What If…?: Alternatifin de alternatifi
Levent Tanıl’ın bu What If…? incelemesi, Episode’un 28. sayısında yayımlanmıştır.
Marvel’ın çizgi roman külliyatından aldığı referansla son 13 sene içerisinde oluşturduğu görsel anlatı evrenindeki yükselişin önüne bir süre daha geçilemeyecek gibi. 2021’in başından itibaren stüdyonun servis etmeye başladığı dizi projeleri hakkında her fırsatta yazıp konuşuyorum. Ortada gerçekten ilmek ilmek işlenmiş bir rota söz konusu. Her maceranın sonrakilerle bağ kurabilecek, her karakterin de evrendeki gelecek nesli doğrudan ya da dolaylı biçimlerde etkileyebilecek albenileri var. Bu durum aslında senelerdir takip ettiğimiz bu fantastik dünyaya alternatif bakışlar atmamız açısından şahane bir fırsat. Neticede Disney çatısı altında ilerleyişini emin adımlarla sürdüren bir oluşum söz konusu ve bu dünyanın başındaki esas isim Kevin Feige çeşitlilik konusunda asla geri adım atacak bir kişilik değil.
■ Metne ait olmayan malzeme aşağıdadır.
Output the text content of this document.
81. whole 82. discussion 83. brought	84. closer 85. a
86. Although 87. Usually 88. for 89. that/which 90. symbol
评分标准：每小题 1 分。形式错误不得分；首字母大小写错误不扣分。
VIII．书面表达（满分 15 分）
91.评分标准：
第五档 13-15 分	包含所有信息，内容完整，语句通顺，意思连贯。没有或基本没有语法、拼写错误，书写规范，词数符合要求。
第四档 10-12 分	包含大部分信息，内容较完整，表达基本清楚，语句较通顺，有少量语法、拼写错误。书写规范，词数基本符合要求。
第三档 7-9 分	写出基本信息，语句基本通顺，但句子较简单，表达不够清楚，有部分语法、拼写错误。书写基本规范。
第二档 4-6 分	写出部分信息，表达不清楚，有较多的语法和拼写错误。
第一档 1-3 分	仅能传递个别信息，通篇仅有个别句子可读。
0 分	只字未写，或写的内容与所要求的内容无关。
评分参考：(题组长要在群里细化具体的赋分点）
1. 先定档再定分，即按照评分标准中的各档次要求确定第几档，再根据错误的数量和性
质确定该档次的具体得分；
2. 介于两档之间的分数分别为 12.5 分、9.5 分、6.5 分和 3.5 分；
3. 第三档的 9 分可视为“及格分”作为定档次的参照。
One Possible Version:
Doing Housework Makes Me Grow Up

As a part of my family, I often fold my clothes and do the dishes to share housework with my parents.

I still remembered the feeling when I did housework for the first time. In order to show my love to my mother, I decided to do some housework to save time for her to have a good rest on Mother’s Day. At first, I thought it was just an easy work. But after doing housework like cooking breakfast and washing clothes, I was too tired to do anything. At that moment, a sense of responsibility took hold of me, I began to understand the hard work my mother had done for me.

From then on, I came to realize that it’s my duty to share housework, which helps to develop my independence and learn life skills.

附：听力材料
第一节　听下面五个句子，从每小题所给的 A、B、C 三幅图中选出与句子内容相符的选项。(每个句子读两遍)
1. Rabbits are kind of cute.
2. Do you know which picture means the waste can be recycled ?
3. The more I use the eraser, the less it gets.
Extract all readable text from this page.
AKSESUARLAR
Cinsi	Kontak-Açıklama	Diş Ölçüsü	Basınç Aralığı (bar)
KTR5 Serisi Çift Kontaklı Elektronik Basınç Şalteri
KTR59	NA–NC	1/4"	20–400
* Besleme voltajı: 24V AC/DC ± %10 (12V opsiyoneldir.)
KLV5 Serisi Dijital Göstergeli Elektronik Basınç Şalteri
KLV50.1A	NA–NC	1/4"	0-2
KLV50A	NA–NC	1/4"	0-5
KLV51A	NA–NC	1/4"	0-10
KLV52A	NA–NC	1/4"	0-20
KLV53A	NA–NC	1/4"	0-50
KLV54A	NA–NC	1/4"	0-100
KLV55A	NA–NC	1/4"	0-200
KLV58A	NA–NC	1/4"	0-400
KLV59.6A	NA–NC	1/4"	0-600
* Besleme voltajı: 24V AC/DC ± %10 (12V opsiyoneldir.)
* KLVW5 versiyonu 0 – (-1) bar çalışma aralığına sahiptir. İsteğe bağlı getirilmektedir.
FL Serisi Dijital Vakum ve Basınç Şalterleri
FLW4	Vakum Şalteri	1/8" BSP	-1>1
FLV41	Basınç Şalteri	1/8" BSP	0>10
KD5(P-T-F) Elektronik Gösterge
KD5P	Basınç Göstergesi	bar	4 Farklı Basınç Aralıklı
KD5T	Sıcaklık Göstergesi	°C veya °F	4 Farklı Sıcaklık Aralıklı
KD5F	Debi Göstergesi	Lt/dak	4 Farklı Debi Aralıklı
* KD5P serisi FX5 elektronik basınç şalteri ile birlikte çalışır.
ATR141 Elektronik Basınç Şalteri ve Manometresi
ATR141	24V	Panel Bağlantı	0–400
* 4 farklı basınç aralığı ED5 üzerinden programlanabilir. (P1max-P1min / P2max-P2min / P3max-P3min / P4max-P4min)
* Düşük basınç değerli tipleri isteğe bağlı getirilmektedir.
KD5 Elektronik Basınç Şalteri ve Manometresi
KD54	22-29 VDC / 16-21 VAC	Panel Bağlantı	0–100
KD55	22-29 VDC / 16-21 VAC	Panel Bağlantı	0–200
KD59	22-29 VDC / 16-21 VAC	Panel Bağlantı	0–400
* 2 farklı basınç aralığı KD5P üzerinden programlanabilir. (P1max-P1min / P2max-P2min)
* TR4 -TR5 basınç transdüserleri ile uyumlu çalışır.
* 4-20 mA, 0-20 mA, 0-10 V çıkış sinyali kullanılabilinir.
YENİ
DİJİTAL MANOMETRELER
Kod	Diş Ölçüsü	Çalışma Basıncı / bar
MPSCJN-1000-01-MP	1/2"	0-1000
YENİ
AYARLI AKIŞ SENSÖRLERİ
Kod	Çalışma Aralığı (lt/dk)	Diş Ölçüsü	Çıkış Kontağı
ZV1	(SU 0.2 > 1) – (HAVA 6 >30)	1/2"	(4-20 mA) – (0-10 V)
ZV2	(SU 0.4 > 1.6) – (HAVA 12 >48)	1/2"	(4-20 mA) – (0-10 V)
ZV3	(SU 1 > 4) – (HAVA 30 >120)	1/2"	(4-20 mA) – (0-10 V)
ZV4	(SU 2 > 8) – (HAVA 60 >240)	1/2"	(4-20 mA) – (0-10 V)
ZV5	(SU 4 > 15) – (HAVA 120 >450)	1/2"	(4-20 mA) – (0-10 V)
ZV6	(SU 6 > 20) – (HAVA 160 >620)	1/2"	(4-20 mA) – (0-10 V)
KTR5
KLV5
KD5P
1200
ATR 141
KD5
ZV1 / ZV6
What If…? Marvel’ın geliştirdiği ilk animasyon dizisi. Daha doğrusu MCU ile bağlantılı olan ilk animasyon dizi projesi. Genel anlamda sinematik ya da dizi evrenine fazla etkisi olur mu henüz ilk iki bölümü izleyip bu yazıyı yazdığım için kestiremiyorum. Fakat WandaVision itibarıyla sürekli ters köşeler yaparak atıfta bulunulan alternatif evrenler meselesi kronolojik düzenin şimdiki duraklarında giderek gün yüzüne çıkmaya başladı. Keza Loki, bu etkileşime en önemli örnek oldu. Sadece tek bir evren değil, Marvel’ın gökyüzünde saklanmış sayısız paralellik ve karakter olduğuna Loki dizisiyle tanıklık edildi. What If…? ise bu projelere kıyasla çok daha bağımsızmış gibi bir izlenim sergilese de anlatılarındaki vurgulamaları kıyısından da olsa önem arz edebileceğini gösteriyor. Hatta gelecek Spider-Man No Way Home ve Doctor Strange in the Multiverse of Madness filmleriyle de çok daha geniş bir anlatıya kavuşabileceğinin öngörüsünü daha da somutlaştırabiliyor.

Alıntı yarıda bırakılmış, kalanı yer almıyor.